Potret Negara Lemah 2023: Oligarki Mengendalikan Hukum dan Kekuasaan

MutiaraUmat.com -- Oligarki. Kian dekat dengan prosesi politik 2024, topik ini semakin hangat dibincang. Banyak yang apriori terhadap pengaruhnya atas penyelenggaraan negara. Benarkah oligarki telah memengaruhi sistem dan proses hukum? 

Hal ini tentu saja menyangkut law and power, hukum, serta kekuasaan. Sebenarnya hukum itu hadir untuk membatasi kekuasaan yang cenderung absolut. Ketika kekuasaan yang dahulu diatur oleh hukum kemudian berbalik menjadikan hukum sebagai alat untuk melanggengkan kekuasaan, maka kekuasaan itu sudah mengendalikan hukum. Kekuasaan itu bisa berisi politik (jabatan-jabatan strategis) dan ekonomi (pengusaha) yang dikendalikan oleh segelintir orang yang kita sebut oligark. Atau dalam bahasa kasarnya adalah "Peng-Peng".

Lalu bagaimana itu bisa terjadi? Hingga kini kita masih mengakui berada dalam sistem demokrasi. Padahal senyatanya menurut Ian Dallas, kita telah berada di sistem okhlokrasi.

Selepas kudeta pada "Vox Rei Vox Dei” di Eropa klasik. Suara Raja Suara Tuhan dikudeta. Diganti Suara Rakyat Suara Tuhan. Demokrasi seolah menjadi dibela sampai mati. Padahal terjadi penyelewengan. Karena di balik Vox Populi Vox Dei, menyelusup sekelompok orang penentu. 

Mereka yang menyusun ‘state’ tadi. Merekalah kaum bankir. Pemilik bank sentral. Dan bank sentral menjadi makhluk ‘ghaib’ di luar Trias Politica. Tak dikenali Montesquei. Tak dikenali Machiavelli. Tapi menyelusup dalam teorinya JJ Rousseau. Inilah wujud ‘state’ yang nyata. Bukan lagi Trias Politica. Melainkan Trias Politica dikendalikan bank sentral.

Karena faktanya, bank sentral memiliki kekuasaan. Mereka mengendalikan uang dan harta. Mereka entitas yang tak bertanggung jawab secara hukum pada entitas Trias Politica. Mereka berdiri sendiri. Utuh, mandiri, tanpa pengawasan. Karena government bukan sebagai ownernya. Melainkan dimiliki segelintir kaum Yahudi. 

Sekuel itu bisa dibaca melalui Bank of England, 1668. Kala bank sentral pertama di dunia itu berdiri, mengendalikan Raja William sebagai nasabah terbesar. Raja Inggris berutang pada bank. Jadi, okhlokrasi inilah yang menopang berdirinya oligarki yang konon tetap mengaku-aku berlandaskan demokrasi.

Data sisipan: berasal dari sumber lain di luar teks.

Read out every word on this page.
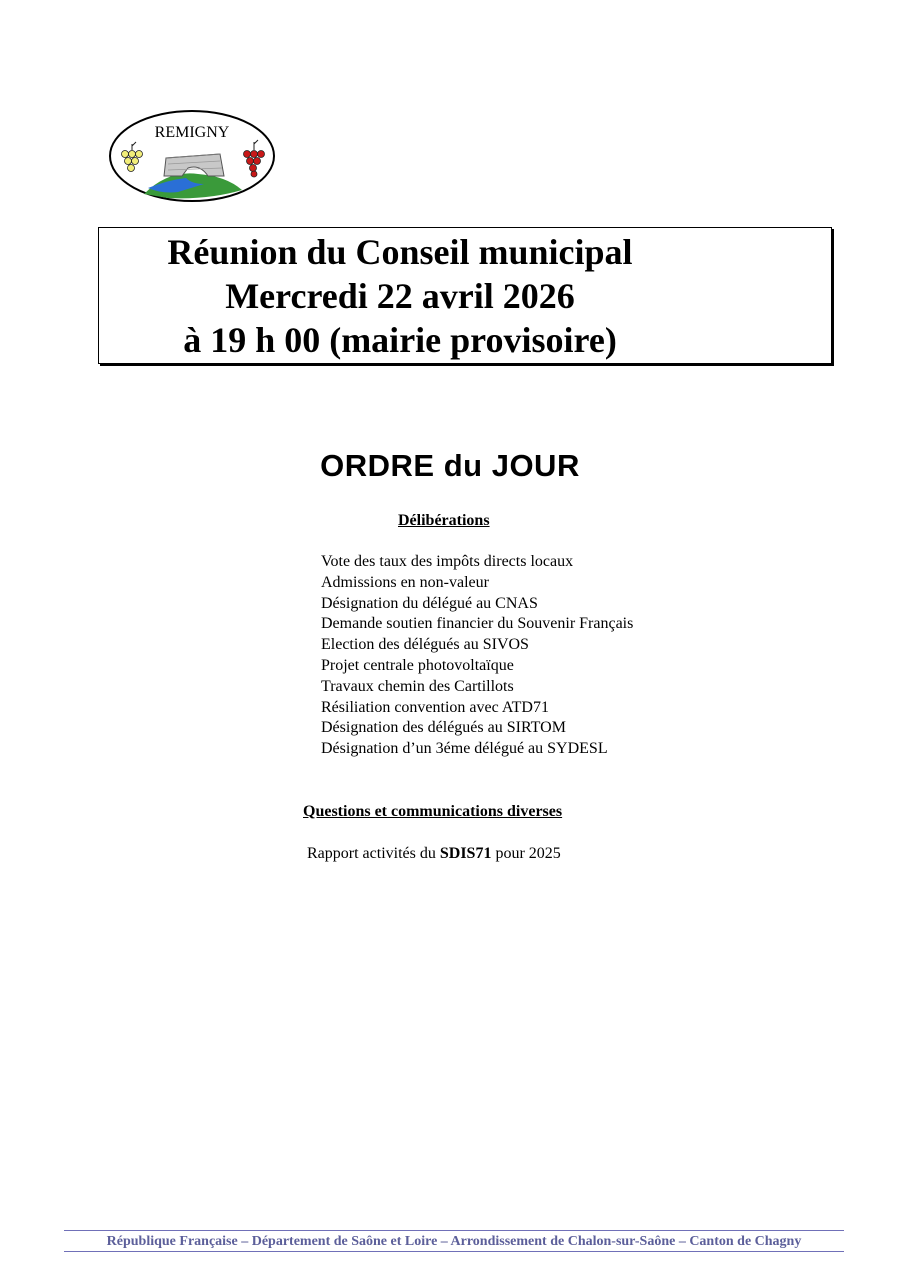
REMIGNY
Réunion du Conseil municipal
Mercredi 22 avril 2026
à 19 h 00 (mairie provisoire)
ORDRE du JOUR
Délibérations
Vote des taux des impôts directs locaux
Admissions en non-valeur
Désignation du délégué au CNAS
Demande soutien financier du Souvenir Français
Election des délégués au SIVOS
Projet centrale photovoltaïque
Travaux chemin des Cartillots
Résiliation convention avec ATD71
Désignation des délégués au SIRTOM
Désignation d’un 3éme délégué au SYDESL
Questions et communications diverses
Rapport activités du SDIS71 pour 2025
République Française – Département de Saône et Loire – Arrondissement de Chalon-sur-Saône – Canton de Chagny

Bagaimana dampak pengendalian kekuasaan oleh oligarki terhadap penegakan hukum? Penegakan hukum sebenarnya dilakukan sejak law making, karena sejak saat itulah sebenarnya jangkar bekerjanya hukum dalam masyarakat itu ditancapkan.  

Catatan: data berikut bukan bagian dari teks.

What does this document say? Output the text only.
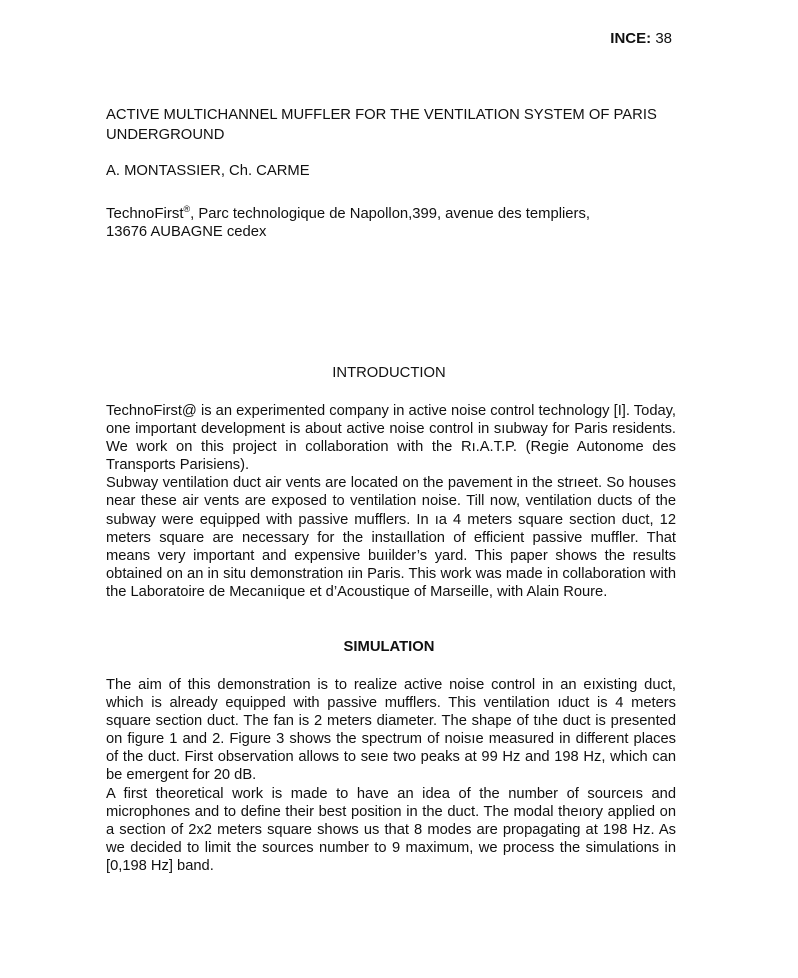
INCE: 38
ACTIVE MULTICHANNEL MUFFLER FOR THE VENTILATION SYSTEM OF PARIS UNDERGROUND
A. MONTASSIER, Ch. CARME
TechnoFirst®, Parc technologique de Napollon,399, avenue des templiers,
13676 AUBAGNE cedex
INTRODUCTION

TechnoFirst@ is an experimented company in active noise control technology [I]. Today, one important development is about active noise control in sıubway for Paris residents. We work on this project in collaboration with the Rı.A.T.P. (Regie Autonome des Transports Parisiens).

Subway ventilation duct air vents are located on the pavement in the strıeet. So houses near these air vents are exposed to ventilation noise. Till now, ventilation ducts of the subway were equipped with passive mufflers. In ıa 4 meters square section duct, 12 meters square are necessary for the instaıllation of efficient passive muffler. That means very important and expensive buıilder’s yard. This paper shows the results obtained on an in situ demonstration ıin Paris. This work was made in collaboration with the Laboratoire de Mecanıique et d’Acoustique of Marseille, with Alain Roure.

SIMULATION

The aim of this demonstration is to realize active noise control in an eıxisting duct, which is already equipped with passive mufflers. This ventilation ıduct is 4 meters square section duct. The fan is 2 meters diameter. The shape of tıhe duct is presented on figure 1 and 2. Figure 3 shows the spectrum of noisıe measured in different places of the duct. First observation allows to seıe two peaks at 99 Hz and 198 Hz, which can be emergent for 20 dB.

A first theoretical work is made to have an idea of the number of sourceıs and microphones and to define their best position in the duct. The modal theıory applied on a section of 2x2 meters square shows us that 8 modes are propagating at 198 Hz. As we decided to limit the sources number to 9 maximum, we process the simulations in [0,198 Hz] band.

Pada tahun 2023, kita menyaksikan pembentukan hukum di bidang investasi lebih membela pengusaha dan penguasa. Pemerintah misalnya, tetap bersikukuh menetapkan UU Omnibuslaw padahal mendapat perlawanan rakyat hingga digugat di MK dengan putusan inskonstitusional bersyarat (2022). 

Pemerintah stubborn hingga mengeluarkan Perppu yang kemudian DPR menyetujui dengan mengeluarkan UU No. 6 Tahun 2023 tentang Penetapan Peraturan Pemerintah Pengganti Undang-Undang Nomor 2 Tahun 2022 tentang Cipta Kerja menjadi Undang-Undang. Di awal tahun 2023, bangsa Indonesia berhasil menetapkan KUHP Nasional yang akan berlaku 3 tahun sejak ditetapkan. 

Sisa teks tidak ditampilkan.